I don’t get paid to do what I do. (Most days I don’t think I deserve to be.) There are far better people doing a far better job than I could ever do. I’m contributing largely noise.
I’m not a city councillor. I don’t have to figure out how to deal with such monumental nonsense and duplicity on a daily basis.
The city works pretty well despite its ill-governance. Not everywhere certainly and not for everyone obviously. We could be, should be doing a whole lot better. It’s not for a lack of tools at our disposal. Just a lack of political will. The DenzilMinnanWongization of City Hall.
Where things work, how they work is an area I’d like to further examine. How do we build a better sense of public good, the public common? One of the aspects I’ve learned about municipal politics is the potential for affecting change is right there not somewhere in the vague distance. Although it doesn’t seem like it at times, your voice can be heard.

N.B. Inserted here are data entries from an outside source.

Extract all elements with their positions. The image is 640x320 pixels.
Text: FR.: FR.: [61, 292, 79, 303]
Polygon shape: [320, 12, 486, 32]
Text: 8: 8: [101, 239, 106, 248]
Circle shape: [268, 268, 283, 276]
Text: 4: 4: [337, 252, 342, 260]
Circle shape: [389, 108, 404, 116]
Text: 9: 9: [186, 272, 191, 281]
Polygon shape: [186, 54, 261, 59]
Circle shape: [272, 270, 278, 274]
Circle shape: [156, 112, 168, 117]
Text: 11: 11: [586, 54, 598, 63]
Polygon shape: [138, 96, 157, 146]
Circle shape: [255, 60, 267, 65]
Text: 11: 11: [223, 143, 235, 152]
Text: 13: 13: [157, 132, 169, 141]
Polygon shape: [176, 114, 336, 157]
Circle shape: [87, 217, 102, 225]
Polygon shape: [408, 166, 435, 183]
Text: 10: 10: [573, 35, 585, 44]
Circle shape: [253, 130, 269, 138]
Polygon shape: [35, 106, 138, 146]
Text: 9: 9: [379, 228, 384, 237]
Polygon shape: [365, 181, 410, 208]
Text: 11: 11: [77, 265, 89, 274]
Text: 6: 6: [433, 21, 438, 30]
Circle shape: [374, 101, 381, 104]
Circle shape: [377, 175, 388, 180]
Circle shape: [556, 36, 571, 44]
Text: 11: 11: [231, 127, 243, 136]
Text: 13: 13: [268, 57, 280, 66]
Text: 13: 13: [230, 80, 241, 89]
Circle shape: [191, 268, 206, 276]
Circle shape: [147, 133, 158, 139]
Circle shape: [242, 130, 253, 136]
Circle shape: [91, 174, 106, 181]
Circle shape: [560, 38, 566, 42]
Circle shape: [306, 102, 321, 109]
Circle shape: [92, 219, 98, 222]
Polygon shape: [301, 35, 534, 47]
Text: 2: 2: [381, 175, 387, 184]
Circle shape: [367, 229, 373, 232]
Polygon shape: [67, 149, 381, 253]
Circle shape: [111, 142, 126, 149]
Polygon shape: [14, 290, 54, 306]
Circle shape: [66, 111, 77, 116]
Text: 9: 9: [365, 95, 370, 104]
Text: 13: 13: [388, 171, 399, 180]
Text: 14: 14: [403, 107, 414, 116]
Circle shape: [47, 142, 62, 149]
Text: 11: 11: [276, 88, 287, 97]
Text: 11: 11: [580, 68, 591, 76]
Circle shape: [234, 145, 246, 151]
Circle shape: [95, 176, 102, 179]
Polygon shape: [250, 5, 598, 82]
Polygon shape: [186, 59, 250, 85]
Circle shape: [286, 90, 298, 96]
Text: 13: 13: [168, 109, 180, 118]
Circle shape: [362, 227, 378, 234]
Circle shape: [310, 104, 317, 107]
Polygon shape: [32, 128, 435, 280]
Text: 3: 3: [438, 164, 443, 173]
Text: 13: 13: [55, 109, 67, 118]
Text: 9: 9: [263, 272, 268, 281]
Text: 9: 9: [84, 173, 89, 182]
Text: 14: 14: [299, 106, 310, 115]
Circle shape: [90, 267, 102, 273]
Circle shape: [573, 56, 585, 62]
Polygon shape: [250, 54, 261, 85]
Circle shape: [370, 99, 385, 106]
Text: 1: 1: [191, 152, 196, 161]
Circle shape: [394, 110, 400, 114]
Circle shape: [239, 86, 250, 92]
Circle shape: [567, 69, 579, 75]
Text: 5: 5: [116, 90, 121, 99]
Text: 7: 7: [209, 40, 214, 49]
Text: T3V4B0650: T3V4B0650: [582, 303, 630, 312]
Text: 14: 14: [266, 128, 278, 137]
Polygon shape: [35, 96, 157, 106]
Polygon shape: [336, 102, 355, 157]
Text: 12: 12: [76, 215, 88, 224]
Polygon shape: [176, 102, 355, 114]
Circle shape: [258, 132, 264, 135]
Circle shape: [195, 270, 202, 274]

I’ve got a stack of books about yay-high, scattered in piles around the house. Books about cities, how they work, how they don’t work, how to fix those that don’t work, great cities, bad cities, cities on the move, cities bogged down in the past. I want to read those books, learn from them, write about them. I just keep letting myself get interrupted by the terrible goings-on at City Hall.
We also need to figure out a way to elect better local politicians. If it wasn’t obvious before, it should be now. It doesn’t happen magically as we learned last October. Deadweight is lying heavily on this city, crushing the breath of life out of it. This is something that can wait until 2018. Organizing must start now.
These are the things I want to explore and write about. The basic nuts and bolts of civic life. I’ve focused far too much on the… a-hem, a-hem… the nuts and dolts. (Thank you. Try the veal.)
Near the end of the Gardiner debate last Thursday, Councillor Robinson, in her role as chair of Public Works and Infrastructure, spoke last on the issue. Using that time, she introduced a series of motions that might offer some workable alternatives to the “hybrid” option as it currently stands.
It was about crass fucking politics, winning optics for the mayor. The exact opposite of good governance, of practical, sensible, common sense governance Mayor Tory is always trying to assure us he’s all about. It’s bullshit and, ultimately, impossible to continue watching without hollowing out your core a little.
Councillor Robinson could’ve taken a different path. She chose instead to play along with the game and diminish the process just a little bit more. I’m tired. I don’t want to write about Councillor Jaye Robinson anymore.